それで何が言いたいかというと、あゝ 命が! 私の命は今後、どうなってしまうのでせうか。みたいなイベントが行なわれると言いたい。

まず12月13日、以下の将棋の対局がある。
第一期 叡王戦 決勝三番勝負 第2局 郷田真隆九段 VS 山崎隆之八段

この中継ゲストに、元阪神タイガースの今岡誠が登場するのだ。あーん。

以前、山崎隆之ファンの友人に「山ちゃんは生ける中原中也」と言ったら、どうして山ちゃんなんて呼べるの!? と驚かれ、でも、中原中也に関しては納得した様子で「山崎先生かっこいいよね」と脈絡のないことを言われた。

それで山崎は前回の対局時、佳境に突入する辺りで、ざんばらりと着物の前をはだけて頬を膨張させつつドラ焼きを食ったりしていて、いかにも「トタンがセンベイ食べて 春の日の夕暮は穏かです」とか言い出しそうであった。
この『春の日の夕暮』という詩で中也は、「瓦が一枚 はぐれました これから春の日の夕暮は 無言ながら 前進します」と書いているので、もしかしたら山崎将棋への予言かもしれない。

では郷田真隆はどうか。私の中で郷田はくまのプーさんにとても良く似ているから、『プー横丁にたった家』を見てみよう。



たまたま開いたページでプーは、いかにも長考中みたいな顔で「ほら、馬にのってる」などと馬の話をしていて、もしこれが万が一、勝敗の鍵は馬である。という予言だったらどうしよう、しかもプーは馬に続いて王さまの話までしているではないか、と思い始めると私は眠れなくなるタイプであって、あとプーさんを読むたびに泣いてしまうのだけれども、それは今あまり関係ないと思うので書かずにおいて、そうそう、郷田といえば ここ でイラストを描いたことがあるので、良かったら、あとで見てね。

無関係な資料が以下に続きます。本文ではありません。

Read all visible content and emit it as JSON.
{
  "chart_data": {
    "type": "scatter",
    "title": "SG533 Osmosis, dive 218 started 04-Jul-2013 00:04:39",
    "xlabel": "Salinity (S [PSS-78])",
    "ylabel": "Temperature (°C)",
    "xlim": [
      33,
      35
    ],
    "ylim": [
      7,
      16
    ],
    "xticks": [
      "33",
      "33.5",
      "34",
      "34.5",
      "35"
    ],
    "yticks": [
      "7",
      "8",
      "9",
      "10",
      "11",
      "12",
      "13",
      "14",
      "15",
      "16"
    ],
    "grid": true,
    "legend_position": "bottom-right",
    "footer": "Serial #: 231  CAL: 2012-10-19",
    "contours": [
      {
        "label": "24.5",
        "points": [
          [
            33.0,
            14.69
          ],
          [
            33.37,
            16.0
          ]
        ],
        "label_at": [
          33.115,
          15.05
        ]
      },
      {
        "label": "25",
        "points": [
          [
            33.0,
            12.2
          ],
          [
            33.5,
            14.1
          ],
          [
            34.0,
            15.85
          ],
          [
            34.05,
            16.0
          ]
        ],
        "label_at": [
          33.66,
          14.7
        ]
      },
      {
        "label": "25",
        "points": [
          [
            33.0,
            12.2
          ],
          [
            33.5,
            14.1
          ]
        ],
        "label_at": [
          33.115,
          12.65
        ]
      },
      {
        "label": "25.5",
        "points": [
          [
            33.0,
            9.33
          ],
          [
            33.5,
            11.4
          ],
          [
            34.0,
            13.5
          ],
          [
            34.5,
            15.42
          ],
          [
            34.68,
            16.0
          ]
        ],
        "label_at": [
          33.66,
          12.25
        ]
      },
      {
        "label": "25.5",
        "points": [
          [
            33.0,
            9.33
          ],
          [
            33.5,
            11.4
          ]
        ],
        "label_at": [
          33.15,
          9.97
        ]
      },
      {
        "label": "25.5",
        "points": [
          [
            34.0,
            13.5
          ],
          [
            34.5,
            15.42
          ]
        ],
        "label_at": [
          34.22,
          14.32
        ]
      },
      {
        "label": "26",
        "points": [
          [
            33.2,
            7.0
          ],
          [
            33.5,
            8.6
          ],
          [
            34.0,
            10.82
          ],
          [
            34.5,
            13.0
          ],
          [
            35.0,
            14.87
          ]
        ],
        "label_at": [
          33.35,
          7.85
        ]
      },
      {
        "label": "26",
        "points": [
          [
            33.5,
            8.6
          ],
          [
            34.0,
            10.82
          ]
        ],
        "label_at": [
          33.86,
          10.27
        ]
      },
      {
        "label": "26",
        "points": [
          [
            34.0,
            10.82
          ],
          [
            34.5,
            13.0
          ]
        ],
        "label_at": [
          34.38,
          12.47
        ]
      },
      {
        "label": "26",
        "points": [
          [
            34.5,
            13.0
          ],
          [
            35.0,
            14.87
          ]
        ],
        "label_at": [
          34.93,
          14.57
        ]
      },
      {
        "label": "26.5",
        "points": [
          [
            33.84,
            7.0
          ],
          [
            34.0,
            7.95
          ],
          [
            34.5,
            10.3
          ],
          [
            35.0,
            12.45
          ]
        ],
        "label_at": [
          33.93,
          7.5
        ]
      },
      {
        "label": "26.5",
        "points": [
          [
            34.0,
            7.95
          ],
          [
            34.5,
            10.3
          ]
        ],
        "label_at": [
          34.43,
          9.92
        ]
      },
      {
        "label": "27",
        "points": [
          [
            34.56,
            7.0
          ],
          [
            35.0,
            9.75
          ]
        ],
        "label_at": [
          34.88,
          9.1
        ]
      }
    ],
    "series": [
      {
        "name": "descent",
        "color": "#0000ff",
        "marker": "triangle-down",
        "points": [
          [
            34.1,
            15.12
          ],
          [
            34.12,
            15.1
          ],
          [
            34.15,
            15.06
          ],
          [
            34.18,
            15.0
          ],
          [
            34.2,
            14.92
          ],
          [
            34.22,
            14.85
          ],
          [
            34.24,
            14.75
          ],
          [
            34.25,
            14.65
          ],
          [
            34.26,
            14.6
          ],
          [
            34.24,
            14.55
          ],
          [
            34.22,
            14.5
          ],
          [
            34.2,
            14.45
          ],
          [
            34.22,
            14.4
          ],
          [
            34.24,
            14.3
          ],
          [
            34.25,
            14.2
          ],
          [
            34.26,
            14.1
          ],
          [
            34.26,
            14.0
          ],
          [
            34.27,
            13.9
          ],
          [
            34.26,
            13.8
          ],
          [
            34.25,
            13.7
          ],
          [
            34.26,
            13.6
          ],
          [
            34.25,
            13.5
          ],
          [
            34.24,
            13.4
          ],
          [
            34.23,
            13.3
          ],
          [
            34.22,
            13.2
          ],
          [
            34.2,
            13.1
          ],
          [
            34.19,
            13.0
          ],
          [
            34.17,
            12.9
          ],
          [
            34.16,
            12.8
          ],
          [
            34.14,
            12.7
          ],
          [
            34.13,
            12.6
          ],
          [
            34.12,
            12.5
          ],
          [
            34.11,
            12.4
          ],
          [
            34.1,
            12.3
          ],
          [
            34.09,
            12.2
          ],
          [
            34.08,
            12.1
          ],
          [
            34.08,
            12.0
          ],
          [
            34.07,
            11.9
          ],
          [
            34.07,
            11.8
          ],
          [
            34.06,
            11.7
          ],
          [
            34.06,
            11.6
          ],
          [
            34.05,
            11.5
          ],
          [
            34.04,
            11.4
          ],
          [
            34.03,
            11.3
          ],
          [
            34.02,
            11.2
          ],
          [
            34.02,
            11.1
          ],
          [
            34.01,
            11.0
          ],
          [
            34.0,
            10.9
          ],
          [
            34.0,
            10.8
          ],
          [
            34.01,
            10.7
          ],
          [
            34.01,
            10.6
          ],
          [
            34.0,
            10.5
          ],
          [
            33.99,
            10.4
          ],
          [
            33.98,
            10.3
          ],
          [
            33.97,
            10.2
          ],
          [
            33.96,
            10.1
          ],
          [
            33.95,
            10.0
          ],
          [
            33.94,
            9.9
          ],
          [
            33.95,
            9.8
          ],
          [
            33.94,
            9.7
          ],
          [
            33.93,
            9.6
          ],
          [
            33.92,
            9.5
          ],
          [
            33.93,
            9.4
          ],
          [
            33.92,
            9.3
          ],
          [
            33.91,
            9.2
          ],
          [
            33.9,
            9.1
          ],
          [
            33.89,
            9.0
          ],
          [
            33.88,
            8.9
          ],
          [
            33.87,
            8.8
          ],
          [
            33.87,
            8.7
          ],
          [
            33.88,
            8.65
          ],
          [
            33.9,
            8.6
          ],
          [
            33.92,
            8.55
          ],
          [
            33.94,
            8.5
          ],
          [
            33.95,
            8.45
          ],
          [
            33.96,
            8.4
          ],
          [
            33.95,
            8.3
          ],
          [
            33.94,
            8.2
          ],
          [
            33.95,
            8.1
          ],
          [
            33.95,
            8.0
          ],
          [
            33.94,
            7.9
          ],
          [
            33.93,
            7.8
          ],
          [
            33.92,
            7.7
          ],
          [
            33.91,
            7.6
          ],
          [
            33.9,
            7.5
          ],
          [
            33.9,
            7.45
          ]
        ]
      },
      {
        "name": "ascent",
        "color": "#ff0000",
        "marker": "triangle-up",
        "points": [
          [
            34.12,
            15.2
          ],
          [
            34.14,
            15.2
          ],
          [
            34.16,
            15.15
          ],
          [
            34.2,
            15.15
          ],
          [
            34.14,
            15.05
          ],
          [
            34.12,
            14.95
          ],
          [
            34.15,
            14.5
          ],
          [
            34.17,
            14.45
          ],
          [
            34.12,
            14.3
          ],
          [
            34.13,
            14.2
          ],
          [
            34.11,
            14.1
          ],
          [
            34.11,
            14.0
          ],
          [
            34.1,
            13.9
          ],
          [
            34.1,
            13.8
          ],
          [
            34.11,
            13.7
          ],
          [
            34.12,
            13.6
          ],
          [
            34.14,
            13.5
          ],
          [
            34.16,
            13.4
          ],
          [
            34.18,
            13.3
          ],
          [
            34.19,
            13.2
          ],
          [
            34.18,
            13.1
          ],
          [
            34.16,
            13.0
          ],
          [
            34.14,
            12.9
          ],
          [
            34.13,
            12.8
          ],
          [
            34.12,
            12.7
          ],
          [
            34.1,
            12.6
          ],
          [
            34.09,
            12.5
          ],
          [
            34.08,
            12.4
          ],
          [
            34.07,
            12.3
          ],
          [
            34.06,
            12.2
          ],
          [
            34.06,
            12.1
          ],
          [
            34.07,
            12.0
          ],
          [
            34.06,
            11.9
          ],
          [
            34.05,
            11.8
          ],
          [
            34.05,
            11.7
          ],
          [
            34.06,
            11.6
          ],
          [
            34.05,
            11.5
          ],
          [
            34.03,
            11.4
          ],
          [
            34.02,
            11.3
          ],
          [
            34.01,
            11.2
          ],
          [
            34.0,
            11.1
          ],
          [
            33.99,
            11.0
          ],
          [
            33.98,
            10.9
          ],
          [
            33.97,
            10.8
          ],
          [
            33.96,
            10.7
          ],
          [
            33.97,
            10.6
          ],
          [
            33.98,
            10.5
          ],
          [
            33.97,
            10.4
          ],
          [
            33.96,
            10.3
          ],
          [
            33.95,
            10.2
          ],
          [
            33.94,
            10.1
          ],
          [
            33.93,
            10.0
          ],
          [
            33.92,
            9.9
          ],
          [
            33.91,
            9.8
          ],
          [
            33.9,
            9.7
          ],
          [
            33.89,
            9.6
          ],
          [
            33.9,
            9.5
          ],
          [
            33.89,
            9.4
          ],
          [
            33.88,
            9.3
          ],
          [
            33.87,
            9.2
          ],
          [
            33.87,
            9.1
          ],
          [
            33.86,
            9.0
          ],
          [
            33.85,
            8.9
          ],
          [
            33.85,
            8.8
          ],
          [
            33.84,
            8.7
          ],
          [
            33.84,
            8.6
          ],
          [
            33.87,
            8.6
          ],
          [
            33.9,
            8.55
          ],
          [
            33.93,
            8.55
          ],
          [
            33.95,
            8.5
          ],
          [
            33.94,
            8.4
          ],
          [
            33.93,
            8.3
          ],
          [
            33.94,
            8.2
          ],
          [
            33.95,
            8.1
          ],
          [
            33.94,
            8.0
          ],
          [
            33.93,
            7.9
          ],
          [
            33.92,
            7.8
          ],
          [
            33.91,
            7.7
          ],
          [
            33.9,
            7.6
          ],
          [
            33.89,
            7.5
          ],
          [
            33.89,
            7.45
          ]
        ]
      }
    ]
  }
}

要点を整理すると、将棋 叡王戦という規模のでかい対局で、阪神タイガースに所属していた野球選手がゲストにやってくるのだ。叡王戦の説明を「規模のでかい」のみで終わらせる辺りが私の特徴と思って許してほしいのだけども、ゲストに呼ばれた今岡誠は将棋二段の腕前、それから現役時代、ちょっと変な選手であった。

誰もが打つような甘い球を空振りし、誰も打てないような球をホームランする、変態と天才を足して2で割らずに味噌で割り、ミルクを足して固めてつぶす、なんじゃこの味もう一杯みたいな選手だった。つまり将棋棋士でいうと、たぶん佐藤康光に近い。

という説明は我ながら的確だと思うのだけども、私が心に持つ定規と分度器はメモリがおかしいかもしれないので、みなさんにも中継を見てほしい。あと、分度器っていいよね。森内俊之って分度器に似ているの。そこが好き。ぜんぶ好きだけど。

という感じで日々は予言に満ち、私は今を生きているのであった。